BROKERS MUST PROVE THEIR VALUE

by James Chalmers

Focusing on price and commodotisation is threatening to destroy broking, according to one of the industry’s leading figures.

Speaking at the Steadfast Convention in Adelaide on Monday, LMI Group founder Professor Allan Manning says brokers must stop lamenting clients’ focus on price and instead educate them.

“There are a lot of brokers going out there saying ‘I’m the best. I can get you the cheapest price’,” he says.

“One of the problems for us, as an industry, is we’ve been focusing on price for so long we keep going to our customers and just talking about price, price, price.

“We forget that our clients don’t know what we know. They don’t know about risk mitigation, underinsurance, all those other things. They don’t know much about insurance at all. If they’re only focusing on the price, then you really can’t have that intelligent conversation with them about that issue of protection.”

With direct insurers able to offer cover at an average of 30% cheaper than intermediated offerings, Manning says brokers have no choice but to differentiate themselves if they wish to survive in the increasingly digital age.

“Fewer and fewer people are using a broker. We have taught them to buy their home and their car insurance online,” he says.

“We’re seeing more and more advertisements on television from the major insurers, offering business packs and professional indemnity direct.

“If we don’t show what our value proposition is, and price remains the sole determinant, we will not have a place in the future.”

He says brokers must start seeing themselves as the outsourced risk managers for their clients and prove the value they can offer.

“To move away from just selling on price, the salesperson’s got to see value, and I don’t believe in my heart that enough brokers really value their own position,” he says.

“If you’re only going and selling on price, then that’s all the client’s going to measure you on.

“If you go in start talk about protection, risk management, having a broad coverage, having all the exposures covered, then people will understand it and pay for it.
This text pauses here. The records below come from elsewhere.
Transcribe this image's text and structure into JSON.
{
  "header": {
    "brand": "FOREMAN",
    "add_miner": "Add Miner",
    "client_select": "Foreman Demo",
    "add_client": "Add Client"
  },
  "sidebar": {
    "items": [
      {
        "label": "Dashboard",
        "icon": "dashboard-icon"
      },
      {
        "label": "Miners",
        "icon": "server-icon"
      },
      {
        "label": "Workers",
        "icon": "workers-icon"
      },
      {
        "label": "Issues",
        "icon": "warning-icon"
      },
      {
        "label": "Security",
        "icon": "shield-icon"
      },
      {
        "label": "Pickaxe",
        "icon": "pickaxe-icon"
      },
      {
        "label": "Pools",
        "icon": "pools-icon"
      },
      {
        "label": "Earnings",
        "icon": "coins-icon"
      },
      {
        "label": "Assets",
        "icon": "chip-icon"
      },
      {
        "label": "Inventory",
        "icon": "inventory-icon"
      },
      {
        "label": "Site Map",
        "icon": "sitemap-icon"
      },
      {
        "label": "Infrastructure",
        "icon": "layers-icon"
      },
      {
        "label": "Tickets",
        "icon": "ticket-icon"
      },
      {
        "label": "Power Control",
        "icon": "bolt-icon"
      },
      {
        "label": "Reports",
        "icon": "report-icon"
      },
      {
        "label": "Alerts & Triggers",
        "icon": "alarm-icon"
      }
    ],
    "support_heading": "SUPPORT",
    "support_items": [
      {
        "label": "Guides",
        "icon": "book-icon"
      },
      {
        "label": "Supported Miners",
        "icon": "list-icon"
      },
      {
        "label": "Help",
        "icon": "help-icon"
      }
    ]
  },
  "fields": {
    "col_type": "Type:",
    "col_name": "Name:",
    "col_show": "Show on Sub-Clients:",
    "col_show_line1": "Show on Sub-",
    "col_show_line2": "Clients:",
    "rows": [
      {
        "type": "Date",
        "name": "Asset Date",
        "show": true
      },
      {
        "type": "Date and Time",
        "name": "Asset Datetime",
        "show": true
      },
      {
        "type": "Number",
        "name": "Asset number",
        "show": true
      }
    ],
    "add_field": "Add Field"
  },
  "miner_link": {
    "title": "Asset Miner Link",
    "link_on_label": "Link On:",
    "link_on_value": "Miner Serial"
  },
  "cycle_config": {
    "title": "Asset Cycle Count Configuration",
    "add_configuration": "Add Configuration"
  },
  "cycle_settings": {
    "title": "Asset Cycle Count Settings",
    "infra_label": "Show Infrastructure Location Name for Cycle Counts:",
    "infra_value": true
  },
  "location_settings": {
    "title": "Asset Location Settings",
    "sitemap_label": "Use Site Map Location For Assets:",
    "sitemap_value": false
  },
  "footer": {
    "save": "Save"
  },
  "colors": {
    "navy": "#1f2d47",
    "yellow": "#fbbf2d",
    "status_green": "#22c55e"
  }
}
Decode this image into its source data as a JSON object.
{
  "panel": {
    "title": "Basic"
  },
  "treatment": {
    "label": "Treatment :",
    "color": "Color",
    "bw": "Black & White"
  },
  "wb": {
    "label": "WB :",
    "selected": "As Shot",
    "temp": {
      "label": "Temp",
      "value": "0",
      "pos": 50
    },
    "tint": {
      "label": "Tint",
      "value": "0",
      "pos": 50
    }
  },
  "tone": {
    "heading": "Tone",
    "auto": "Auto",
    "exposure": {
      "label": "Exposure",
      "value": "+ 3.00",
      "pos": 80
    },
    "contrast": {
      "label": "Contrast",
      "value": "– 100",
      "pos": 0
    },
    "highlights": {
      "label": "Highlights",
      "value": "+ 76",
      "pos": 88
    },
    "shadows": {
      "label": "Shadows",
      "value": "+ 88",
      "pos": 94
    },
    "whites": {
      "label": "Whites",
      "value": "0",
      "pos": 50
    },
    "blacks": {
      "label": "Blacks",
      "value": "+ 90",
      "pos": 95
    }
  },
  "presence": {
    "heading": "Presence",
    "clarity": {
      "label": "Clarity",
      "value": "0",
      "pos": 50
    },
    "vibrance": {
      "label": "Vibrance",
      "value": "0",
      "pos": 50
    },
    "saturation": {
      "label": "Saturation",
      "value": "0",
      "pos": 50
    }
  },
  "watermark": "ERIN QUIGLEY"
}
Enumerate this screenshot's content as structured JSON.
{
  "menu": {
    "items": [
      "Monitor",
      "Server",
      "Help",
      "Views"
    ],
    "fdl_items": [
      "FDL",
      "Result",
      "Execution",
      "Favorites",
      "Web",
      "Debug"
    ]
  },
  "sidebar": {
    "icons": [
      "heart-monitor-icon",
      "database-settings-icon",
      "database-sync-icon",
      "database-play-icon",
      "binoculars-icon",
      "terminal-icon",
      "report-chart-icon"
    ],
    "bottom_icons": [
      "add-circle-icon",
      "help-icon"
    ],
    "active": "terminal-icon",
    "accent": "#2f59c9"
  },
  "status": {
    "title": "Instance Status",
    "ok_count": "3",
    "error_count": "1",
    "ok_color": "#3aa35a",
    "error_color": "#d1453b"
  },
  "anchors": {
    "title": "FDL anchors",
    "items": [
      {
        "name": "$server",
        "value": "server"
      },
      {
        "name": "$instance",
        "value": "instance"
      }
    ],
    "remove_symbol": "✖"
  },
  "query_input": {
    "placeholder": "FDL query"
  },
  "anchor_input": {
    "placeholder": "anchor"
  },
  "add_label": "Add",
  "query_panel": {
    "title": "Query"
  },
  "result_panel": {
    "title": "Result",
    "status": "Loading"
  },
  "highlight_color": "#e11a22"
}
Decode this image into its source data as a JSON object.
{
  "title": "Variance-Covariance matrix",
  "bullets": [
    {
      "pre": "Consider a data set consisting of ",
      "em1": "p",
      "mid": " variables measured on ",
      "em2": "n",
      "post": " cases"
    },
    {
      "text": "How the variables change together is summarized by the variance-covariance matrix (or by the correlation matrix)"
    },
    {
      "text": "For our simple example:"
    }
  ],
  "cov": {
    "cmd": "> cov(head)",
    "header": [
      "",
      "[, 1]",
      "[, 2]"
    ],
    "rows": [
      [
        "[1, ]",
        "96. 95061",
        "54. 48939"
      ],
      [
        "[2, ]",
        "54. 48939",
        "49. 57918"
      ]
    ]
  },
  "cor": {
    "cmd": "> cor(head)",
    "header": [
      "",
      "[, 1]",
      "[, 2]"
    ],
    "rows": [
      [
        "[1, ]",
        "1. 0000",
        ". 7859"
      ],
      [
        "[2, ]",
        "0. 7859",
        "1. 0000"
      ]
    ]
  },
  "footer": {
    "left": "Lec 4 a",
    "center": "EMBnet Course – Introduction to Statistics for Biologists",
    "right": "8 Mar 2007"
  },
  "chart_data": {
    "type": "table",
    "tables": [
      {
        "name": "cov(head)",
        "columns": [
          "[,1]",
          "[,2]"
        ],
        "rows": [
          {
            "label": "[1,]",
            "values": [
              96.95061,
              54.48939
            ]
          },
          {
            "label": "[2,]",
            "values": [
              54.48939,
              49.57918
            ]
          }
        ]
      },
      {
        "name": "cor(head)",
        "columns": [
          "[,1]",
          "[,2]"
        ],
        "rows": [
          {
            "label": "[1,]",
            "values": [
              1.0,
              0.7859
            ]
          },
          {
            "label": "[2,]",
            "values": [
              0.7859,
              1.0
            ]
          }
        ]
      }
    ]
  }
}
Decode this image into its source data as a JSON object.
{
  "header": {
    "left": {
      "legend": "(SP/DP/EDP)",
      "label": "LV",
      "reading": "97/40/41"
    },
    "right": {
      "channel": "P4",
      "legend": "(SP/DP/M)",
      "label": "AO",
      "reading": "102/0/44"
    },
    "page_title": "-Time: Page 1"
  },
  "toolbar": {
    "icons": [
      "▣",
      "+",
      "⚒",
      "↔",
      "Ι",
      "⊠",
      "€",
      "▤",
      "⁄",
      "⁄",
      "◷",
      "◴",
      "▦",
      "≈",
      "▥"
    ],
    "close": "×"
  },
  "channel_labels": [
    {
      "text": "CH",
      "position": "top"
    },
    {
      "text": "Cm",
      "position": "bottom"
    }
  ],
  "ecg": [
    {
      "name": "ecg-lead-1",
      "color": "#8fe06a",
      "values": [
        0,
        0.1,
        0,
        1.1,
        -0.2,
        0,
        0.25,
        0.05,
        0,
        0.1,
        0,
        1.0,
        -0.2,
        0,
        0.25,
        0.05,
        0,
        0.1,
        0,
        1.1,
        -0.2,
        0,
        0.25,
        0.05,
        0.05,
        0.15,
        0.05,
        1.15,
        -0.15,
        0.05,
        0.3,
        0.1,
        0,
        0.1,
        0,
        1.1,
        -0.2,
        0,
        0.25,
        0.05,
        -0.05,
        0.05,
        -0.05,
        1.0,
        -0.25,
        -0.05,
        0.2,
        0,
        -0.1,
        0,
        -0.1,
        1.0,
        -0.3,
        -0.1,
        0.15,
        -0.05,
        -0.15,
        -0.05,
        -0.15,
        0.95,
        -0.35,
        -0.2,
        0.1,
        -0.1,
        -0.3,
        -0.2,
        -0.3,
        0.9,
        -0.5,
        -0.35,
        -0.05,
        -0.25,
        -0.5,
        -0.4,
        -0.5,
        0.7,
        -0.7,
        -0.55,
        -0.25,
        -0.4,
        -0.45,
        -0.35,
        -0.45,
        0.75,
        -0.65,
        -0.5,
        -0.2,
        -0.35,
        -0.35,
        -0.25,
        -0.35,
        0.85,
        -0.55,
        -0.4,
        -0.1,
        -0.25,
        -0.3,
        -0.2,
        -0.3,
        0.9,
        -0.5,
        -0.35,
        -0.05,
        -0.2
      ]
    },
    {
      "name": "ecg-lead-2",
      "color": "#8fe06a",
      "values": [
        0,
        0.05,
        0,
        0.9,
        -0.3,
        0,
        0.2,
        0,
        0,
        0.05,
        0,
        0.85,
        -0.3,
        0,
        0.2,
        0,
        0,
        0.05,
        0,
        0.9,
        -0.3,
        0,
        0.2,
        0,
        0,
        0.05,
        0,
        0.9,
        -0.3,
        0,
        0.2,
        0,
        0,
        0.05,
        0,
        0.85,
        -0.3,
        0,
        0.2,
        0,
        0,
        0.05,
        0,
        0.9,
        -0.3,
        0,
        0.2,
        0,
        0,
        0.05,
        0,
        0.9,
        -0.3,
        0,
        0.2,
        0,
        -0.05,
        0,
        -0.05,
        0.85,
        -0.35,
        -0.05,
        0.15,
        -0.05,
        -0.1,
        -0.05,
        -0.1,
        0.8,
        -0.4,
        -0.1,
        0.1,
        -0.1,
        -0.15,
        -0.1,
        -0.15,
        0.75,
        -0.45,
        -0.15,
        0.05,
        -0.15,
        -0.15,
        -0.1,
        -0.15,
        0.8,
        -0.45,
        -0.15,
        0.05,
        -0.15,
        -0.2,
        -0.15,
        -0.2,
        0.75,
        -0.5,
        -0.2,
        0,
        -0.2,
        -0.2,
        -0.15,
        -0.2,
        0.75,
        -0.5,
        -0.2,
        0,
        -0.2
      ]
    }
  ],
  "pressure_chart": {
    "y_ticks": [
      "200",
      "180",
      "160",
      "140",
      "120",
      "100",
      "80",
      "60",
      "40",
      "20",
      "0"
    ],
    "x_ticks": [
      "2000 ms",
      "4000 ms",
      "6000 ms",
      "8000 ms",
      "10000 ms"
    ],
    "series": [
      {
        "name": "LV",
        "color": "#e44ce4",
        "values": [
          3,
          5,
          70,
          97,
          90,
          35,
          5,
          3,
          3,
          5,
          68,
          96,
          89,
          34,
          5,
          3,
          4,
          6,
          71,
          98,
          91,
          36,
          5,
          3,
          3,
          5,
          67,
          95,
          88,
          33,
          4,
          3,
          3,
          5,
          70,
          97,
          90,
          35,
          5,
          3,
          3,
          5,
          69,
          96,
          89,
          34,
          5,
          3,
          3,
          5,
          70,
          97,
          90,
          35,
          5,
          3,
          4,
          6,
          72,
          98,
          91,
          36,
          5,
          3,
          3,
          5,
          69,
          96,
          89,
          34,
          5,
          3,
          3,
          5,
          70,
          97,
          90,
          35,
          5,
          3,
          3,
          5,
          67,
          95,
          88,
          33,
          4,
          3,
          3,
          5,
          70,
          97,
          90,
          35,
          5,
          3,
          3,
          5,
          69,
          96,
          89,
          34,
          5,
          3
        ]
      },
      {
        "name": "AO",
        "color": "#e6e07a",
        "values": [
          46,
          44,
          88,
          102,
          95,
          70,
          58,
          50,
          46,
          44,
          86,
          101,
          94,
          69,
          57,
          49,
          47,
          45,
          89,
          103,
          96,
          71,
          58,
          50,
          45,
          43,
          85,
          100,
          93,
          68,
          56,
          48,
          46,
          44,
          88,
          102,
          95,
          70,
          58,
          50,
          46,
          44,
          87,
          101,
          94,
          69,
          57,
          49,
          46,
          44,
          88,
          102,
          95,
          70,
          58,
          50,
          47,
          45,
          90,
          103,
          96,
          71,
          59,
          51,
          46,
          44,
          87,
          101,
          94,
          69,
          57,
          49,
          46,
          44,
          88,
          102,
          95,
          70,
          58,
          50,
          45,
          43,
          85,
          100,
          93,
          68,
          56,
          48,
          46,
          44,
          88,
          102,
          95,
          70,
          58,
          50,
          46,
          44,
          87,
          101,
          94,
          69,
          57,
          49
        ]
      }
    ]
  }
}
Manning says research by CGU and Steadfast shows that over the past year, just one in five property, business interruption or liability policies had any increase in sum insured. The research also found 60% of property clients had no business interruption insurance.

“That statistic broke my heart, I can tell you, because I’ve been pushing for years now the importance of doing annual reviews and getting the sums insured up, along with how important business interruption cover is,” Manning says

“If 60% of our clients don’t have it, then what sort of protection are we offering them?”